The carrier means and the drive means can be formed by separate belts, for example in the case of a drum elevator, the carrier means wrapping around pure deflection elements and coupling the elevator cabin and the compensating weight to one another, while the drive means are wound onto the drive wheel. The functions of the carrier means and the drive means are preferably fulfilled by a combined carrier and drive means, which is the case, for example, in what is known as a driving-pulley elevator. Here, at least one belt-like carrier and drive means wraps around at least one drive wheel, the counterweight compensating at least partially for the weight of the elevator cabin and at the same time ensuring the necessary drive capability between the drive wheel and the carrier and drive means.
A belt according to the present invention can be used for each of the above-described functions, that is to say as carrier means, as drive means and also as combined carrier and drive means. It is therefore denoted uniformly in the following text as an elevator belt.

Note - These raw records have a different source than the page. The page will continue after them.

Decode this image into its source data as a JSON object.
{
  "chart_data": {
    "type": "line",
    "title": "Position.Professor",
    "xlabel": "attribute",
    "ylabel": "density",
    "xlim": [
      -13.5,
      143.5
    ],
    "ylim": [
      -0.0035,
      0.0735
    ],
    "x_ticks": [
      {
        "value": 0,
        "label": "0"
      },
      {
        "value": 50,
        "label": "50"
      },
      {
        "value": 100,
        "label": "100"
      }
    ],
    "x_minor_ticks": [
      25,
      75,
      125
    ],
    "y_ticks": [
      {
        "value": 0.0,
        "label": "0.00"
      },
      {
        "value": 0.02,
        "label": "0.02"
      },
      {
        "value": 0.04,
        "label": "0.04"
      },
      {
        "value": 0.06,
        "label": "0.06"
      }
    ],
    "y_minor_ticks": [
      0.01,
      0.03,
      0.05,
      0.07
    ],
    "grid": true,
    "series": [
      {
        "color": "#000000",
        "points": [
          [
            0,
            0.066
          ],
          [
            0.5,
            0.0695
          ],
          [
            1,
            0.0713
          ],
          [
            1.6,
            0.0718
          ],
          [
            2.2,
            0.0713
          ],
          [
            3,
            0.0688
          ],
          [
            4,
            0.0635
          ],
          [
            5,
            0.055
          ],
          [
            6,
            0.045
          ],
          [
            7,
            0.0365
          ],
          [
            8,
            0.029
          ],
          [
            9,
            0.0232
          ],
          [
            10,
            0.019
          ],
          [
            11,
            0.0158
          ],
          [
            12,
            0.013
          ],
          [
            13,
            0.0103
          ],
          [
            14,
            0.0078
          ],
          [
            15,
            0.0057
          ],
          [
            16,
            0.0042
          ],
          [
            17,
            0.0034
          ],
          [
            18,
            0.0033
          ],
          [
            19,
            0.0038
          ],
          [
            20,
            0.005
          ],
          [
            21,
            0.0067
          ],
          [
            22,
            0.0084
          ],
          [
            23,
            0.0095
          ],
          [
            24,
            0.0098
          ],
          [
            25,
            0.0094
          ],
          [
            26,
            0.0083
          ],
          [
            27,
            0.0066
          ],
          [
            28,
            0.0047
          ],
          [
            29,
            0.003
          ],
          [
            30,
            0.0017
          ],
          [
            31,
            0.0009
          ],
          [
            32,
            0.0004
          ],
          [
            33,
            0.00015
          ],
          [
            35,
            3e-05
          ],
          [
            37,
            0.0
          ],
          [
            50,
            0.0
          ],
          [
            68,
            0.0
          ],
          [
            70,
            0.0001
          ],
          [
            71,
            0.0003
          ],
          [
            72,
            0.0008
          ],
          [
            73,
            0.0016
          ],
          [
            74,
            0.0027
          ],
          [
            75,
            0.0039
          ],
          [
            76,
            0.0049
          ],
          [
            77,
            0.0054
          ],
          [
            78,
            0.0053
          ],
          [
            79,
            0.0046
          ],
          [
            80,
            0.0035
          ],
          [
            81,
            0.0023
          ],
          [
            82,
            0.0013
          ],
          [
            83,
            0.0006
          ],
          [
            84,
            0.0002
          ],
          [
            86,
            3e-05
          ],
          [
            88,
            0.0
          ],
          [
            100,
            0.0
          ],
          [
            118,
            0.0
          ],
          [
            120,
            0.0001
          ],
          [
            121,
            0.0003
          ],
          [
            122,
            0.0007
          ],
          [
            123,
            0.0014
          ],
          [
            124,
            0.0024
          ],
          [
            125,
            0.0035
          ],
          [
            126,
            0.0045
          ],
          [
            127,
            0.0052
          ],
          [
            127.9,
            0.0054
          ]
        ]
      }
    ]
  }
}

Elevator belts of this type usually comprise a belt body made from an elastomer. In order to transmit the elevator forces, it is known, for example from EP 1 555 234 B1, to embed tensile force carriers in the form of steel and/or plastic ropes in the belt body. In order to increase the contact pressure on the drive wheel and therefore the traction or tractability with the same radial force and therefore the same bearing loading and belt tension, it is known, furthermore, from EP 1 555 234 B1 to configure that contact face of the belt body which interacts with a drive wheel with V-ribs which come into engagement with correspondingly shaped grooves on the running face of the drive wheel. At the same time, the V-ribs ensure the guidance of the elevator belt on the drive wheel.
The use of tensile force carriers in the form of ropes having small diameters makes it possible to use drive wheels having small diameters. The output shaft of the drive can even be configured itself as a drive wheel. Therefore, the following text speaks uniformly of drive wheels, which comprises in equal measure conventional drive pulleys having relatively large diameters but also drive wheels having relatively small diameters and, in particular, also the output shaft of the drive of a elevator system.
Drive and deflection wheels having small diameters have the disadvantage, however, that the tensile force carriers exert a high surface pressure on the belt bodies which surround them in those regions of the elevator belt which in each case rest on a drive or deflection wheel. In particular, if the tensile force carriers also have small diameters, the abovementioned surface pressure can be increased here to such an extent that there is a risk of damaging the belt body. Moreover, in the case of a drive wheel having a low diameter, the traction force is transmitted from the drive wheel via the belt body to the tensile force carriers along a relatively short belt section, which correspondingly has the consequence of high shearing stresses between the belt body and the tensile force carriers.
On account of the above-described effects, damage of the belt body can occur, for example in the form of (micro-) abrasion, shattering of the elastomer which surrounds the tensile force carriers, or tensile force carriers cutting into the elastomer.